On the “no” side to our handling of support for Ukraine, let me channel President Ronald Reagan’s Defense Secretary Casper Weinberger. The “Weinberger Doctrine” essentially said: “The United States should not commit forces to combat unless the vital national interests of the United States or its allies are involved. U.S. troops should only be committed wholeheartedly and with the clear intention of winning.”

NATO’s incremental supply of weapons to Ukraine has kept Ukraine from capitulating to the Russian surge, but it has always been just too little too late to allow Ukraine to push Russia back out of Ukraine.

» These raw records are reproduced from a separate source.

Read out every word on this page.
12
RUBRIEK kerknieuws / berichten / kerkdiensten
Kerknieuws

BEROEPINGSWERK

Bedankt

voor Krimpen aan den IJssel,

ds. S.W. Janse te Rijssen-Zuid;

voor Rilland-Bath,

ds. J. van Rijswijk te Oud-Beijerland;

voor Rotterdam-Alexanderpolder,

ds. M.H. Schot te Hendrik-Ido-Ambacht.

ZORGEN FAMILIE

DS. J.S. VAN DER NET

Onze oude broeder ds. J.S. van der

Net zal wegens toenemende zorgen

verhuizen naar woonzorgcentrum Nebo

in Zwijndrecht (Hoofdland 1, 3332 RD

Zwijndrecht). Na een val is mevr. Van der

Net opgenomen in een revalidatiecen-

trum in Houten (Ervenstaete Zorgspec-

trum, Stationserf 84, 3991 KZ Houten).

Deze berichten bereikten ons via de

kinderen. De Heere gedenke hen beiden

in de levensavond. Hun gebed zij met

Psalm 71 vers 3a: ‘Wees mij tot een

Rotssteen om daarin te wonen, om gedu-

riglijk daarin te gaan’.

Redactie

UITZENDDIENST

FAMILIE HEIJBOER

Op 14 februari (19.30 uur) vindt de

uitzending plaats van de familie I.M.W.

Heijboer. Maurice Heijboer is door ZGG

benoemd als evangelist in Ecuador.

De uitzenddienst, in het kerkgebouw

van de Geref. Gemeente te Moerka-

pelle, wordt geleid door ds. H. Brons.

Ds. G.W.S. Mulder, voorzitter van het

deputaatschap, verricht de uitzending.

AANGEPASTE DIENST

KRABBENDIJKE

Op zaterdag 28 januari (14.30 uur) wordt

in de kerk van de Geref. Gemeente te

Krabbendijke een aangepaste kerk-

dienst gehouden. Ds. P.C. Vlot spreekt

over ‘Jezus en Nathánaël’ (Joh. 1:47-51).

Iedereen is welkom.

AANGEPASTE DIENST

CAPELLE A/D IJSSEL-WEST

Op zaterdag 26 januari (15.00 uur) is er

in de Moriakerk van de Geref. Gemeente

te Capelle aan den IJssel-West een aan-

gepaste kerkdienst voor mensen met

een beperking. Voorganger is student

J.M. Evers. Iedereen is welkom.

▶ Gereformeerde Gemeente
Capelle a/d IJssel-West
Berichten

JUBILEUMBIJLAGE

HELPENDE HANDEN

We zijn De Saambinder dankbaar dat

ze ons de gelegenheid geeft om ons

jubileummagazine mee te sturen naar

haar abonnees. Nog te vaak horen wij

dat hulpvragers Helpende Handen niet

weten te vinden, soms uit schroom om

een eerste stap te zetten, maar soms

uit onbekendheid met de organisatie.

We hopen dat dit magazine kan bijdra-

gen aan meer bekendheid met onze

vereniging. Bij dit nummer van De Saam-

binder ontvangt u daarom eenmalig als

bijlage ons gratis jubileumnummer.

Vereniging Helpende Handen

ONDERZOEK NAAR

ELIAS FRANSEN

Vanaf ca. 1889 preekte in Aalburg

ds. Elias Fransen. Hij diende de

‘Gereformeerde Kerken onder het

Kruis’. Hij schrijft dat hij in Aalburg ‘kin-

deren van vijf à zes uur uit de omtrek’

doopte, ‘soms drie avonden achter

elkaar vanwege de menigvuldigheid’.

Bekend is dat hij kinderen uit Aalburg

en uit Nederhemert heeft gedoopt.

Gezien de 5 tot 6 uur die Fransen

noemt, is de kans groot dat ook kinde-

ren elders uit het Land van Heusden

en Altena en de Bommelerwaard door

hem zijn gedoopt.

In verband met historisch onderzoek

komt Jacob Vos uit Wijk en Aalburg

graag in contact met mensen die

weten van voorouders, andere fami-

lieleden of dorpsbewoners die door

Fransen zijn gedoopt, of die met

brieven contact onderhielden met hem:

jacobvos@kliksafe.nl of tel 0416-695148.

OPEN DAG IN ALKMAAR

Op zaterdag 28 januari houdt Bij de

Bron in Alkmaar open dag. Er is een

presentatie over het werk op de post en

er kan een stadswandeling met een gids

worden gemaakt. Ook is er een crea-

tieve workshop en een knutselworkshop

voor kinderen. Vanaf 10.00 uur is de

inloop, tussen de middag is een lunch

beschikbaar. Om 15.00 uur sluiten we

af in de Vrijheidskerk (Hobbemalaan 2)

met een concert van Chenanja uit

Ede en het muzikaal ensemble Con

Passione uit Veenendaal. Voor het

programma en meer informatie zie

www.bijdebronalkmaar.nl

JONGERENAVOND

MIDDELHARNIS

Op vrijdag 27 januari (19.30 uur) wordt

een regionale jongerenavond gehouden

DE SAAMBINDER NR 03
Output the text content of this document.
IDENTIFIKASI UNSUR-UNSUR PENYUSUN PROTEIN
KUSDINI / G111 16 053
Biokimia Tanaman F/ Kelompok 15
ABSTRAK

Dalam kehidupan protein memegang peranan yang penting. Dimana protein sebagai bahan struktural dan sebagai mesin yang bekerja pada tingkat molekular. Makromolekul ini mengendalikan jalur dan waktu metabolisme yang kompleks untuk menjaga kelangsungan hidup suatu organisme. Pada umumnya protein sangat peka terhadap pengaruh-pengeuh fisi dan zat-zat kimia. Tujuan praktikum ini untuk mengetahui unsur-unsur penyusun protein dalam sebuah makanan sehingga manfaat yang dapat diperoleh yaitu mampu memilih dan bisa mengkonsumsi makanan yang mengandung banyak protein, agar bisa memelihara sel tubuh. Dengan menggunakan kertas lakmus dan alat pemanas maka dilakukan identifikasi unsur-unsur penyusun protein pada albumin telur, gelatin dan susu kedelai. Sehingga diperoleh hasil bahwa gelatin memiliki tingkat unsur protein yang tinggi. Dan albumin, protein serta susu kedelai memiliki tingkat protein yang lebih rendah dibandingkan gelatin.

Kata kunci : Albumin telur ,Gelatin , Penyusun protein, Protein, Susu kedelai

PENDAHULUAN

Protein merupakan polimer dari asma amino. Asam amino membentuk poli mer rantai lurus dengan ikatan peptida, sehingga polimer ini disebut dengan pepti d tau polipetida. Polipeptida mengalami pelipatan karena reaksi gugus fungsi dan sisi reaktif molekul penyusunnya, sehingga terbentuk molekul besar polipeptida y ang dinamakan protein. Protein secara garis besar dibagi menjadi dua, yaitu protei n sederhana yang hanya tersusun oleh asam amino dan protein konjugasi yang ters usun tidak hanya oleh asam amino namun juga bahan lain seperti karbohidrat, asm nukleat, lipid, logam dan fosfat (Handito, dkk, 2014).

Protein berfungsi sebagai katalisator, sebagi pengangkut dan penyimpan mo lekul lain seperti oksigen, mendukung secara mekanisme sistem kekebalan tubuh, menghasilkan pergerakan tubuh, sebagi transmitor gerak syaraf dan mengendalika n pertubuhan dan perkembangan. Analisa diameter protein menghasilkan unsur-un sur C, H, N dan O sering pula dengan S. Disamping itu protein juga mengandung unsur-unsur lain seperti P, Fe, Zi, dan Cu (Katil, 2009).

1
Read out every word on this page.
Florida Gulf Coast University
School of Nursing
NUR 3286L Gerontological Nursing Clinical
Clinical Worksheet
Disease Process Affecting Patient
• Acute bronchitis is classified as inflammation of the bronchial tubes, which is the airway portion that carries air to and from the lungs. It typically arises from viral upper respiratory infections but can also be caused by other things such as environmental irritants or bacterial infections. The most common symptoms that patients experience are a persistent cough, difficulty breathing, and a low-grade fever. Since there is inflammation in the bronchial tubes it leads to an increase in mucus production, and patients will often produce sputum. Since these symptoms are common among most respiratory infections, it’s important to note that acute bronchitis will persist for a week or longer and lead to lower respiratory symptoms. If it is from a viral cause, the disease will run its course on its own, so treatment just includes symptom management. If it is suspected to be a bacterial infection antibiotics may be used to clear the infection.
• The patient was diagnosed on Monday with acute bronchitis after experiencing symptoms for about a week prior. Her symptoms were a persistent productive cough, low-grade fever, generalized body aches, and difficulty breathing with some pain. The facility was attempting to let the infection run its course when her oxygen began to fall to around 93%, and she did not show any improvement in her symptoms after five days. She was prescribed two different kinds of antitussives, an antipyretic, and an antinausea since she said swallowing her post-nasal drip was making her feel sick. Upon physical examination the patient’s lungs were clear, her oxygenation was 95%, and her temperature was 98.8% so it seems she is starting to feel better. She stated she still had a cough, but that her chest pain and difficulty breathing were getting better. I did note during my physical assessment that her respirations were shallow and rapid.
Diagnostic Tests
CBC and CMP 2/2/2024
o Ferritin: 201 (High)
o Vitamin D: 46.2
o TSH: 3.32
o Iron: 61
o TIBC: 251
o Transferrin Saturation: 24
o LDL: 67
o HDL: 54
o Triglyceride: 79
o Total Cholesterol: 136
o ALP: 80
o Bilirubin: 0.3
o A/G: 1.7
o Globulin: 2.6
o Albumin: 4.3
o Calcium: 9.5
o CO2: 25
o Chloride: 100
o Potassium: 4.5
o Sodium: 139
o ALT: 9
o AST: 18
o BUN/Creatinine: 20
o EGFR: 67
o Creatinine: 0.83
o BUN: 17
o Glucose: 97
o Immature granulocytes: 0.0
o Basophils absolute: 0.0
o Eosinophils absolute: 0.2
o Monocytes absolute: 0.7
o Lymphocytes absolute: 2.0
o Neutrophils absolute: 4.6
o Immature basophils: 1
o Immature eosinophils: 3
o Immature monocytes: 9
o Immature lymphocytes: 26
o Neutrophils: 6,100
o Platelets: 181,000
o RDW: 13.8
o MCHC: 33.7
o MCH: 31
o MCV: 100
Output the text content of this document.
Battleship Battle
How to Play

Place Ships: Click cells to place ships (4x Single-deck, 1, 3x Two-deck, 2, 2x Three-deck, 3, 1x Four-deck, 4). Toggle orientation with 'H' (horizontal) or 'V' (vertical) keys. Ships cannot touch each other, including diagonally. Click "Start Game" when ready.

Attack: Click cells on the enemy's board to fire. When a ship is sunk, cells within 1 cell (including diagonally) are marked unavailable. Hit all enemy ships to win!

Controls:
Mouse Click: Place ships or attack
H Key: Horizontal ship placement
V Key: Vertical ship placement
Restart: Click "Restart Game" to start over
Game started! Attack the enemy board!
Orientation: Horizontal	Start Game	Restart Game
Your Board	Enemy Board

NATO’s response needed to be the application of massive or overwhelming force to stop Russia in the first six months of the campaign.

So where are we now, policy wise, in Washington with respect to our support of this democratic nation in Europe? We are in a zero-sum partisan squabble over who can score the most political points in an election year when partisanship has clearly taken priority over global stability. Bipartisan efforts in the Senate to make serious progress on a tripartite solution to our southern border, the funding of Israel and Ukraine, has so far been infected by silly, self-serving political animus.

It’s time for some of our undeveloped politicians in Washington to grow up and to work together as team USA in solving these critical domestic and international problems with a sense of statesman-like urgency.

Walking away is no different than appeasement. Refusing to effect a compromise deal that makes real headway on our southern border, tells Mr. Putin that the U.S. will always walk away from a fight, and tells Hamas and Iran that we hedge our bets in support of Israel’s right to defend itself. Refusing to stand up to these responsibilities in no uncertain terms, qualifies as tripartite appeasement. Give Putin an inch and he’ll take more of central and eastern Europe. Our southern border is complicated but the framework for taking action is at hand in the Senate.

Here’s a novel idea. Let’s celebrate a bipartisanship deal and give both parties the credit.

In this regrettable era of hyper-partisanship, is it too much to hope for some pragmatic, grown-up action in Washington, D.C.?

Bill Sims is a Hillsboro resident, retired president of the Denver Council on Foreign Relations, an author and runs a small farm in Berrysville with his wife. He is a former educator, executive and foundation president.